Sanal Evrende Kurgunun İlk Kez Türkiye’de Geçtiği Zaman

2008’de evime bir bilgisayarın ilk kez girişinden bugüne kadar video oyunlarıyla haşır neşir olmuş birisiyim. Ancak oyunları oynarken her zaman, bildiğim kültürden, yerden, civardan yani Türkiye’den bir şeyler görmek isterdim; hâlâ isterim de. Oyunların farklı dillere çevrilmesi olsun, farklı seslendirmelerle […]

Eyl 25, 2023 - 06:58
Kas 25, 2024 - 15:26
 0  10

de_wartorn (ek1)

2008’de evime bir bilgisayarın ilk kez girişinden bugüne kadar video oyunlarıyla haşır neşir olmuş birisiyim. Ancak oyunları oynarken her zaman, bildiğim kültürden, yerden, civardan yani Türkiye’den bir şeyler görmek isterdim; hâlâ isterim de. Oyunların farklı dillere çevrilmesi olsun, farklı seslendirmelerle desteklenmesi olsun hep ilgimi çekmiş ve bu nedenle “acaba Türkçesi var mıdır?” sorusunu bu dijital içerikler bana hep sordurtmuştur. Bu soruya çoğu zaman yanıt alamamış olmanın hüznüyle beklentilerimi ve arzularımı bir nebze düşürüp oyun içerisinde “Tamam Türkçesi yok ama en azından buradan (Türkiye’den) bir şeyler görelim” diye içimden geçirmeye devam etmişimdir.

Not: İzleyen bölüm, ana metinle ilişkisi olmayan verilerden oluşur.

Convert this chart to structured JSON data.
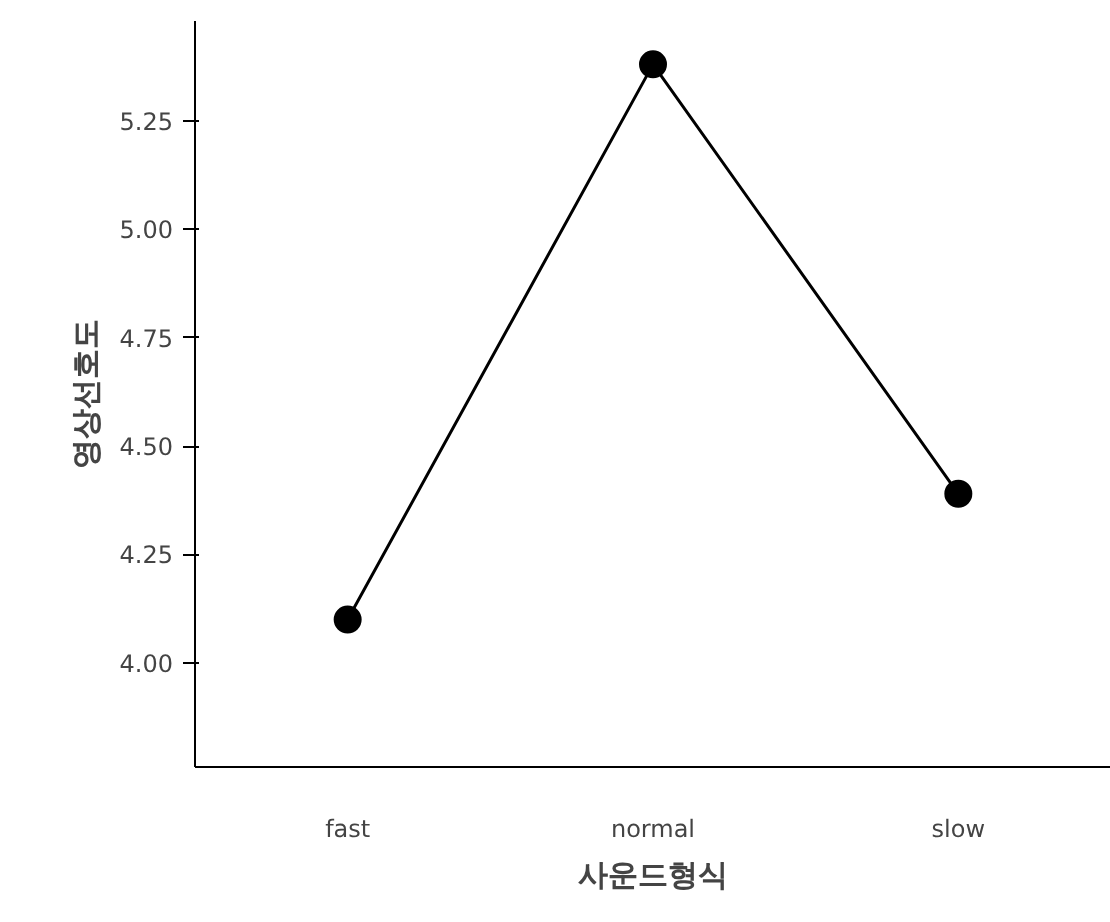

2008’de eve gelen bilgisayar içinde Counter-Strike yüklü olarak gelmişti. Ana okuluna yeni başlamış olan çocuk ben, okula gider gelirdim ve ara ara da botlarla harita harita, o zaman haritalara parkur diyordum, oyun oynardım.

İşte yine, harita havuzumdan bir başka haritayı seçip o haritadan sıkılıncaya kadar oynamayı seçtiğim günlerden biriydi ki bu haritanın ismi de_torn olarak geçiyordu. De_torn, başka haritaların içermediği mekaniklere sahipti ve o yüzden aynı zamanda da ilgimi çeken bir haritaydı. Örneğin sokakların birinde gider borusundan akan tüm sular bir fıçıda birikiyordu ve su mekaniğini niyeyse çok seviyordum. Hatta muhtemelen o yüzden, de_piranesi, de_chateau gibi haritaları oldukça çok oynardım.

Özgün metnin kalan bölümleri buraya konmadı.